The protest was a response to various disastrous news stories about the problems of the NHS, including the RCN (Royal College of Nursing) revealing the NHS has over 20,000 nursing vacancies and the Department of Health’s decision to downgrade (effectively close) 100 A&E departments. Protesters also urged people to sign a petition calling for the NHS to be exempted from the provisions of the EU-US trade treaty then being negotiated in secret; and post-Breixt the government has made clear they will not protect the NHS in UK-US negotiations.

Cultural Workers against Zero Hours

Finally I went to photograph PCS members from national cultural institutions in London at Tate Modern and on the Millennium Bridge protesting against zero hour contracts which give them no guaranteed weekly hours or income, while stopping them taking on other work. Employers use zero-hour contracts to cut wages, avoid holiday pay, pensions, and ensure the maximum flexibility and profit for themselves. Workers are also unable to take on other part-time work, as they are obliged to be available for work at the whim of the employer.
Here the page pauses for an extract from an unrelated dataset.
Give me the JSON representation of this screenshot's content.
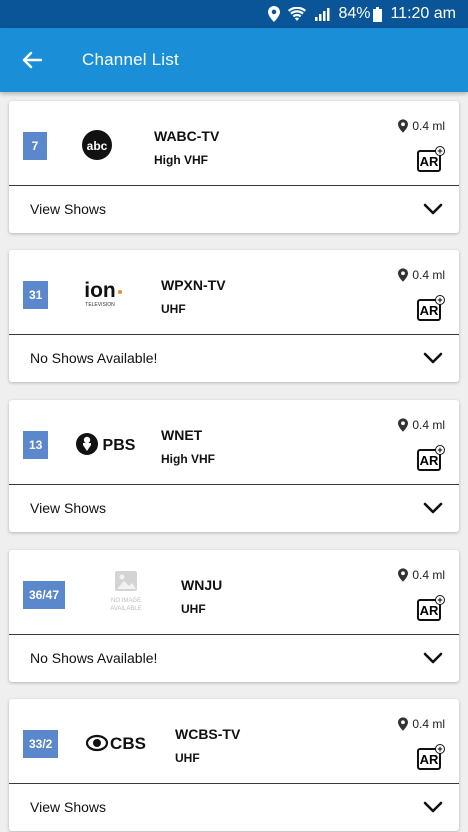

There have been some minor changes in the law and in 2015 employers were banned from requiring workers to get permission before accepting other work but zero hours contracts continue to be a problem for many workers. Workers on them have no way of knowing their income week to week and although in theory they have the right to refuse any work offered, this still often leads to them being offered fewer hours in future. And while in theory zero hours workers have employment rights, these are often denied – and virtually impossible for individuals to enforce. All workers – particularly those suffering from zero hours contracts – need to join an effective union.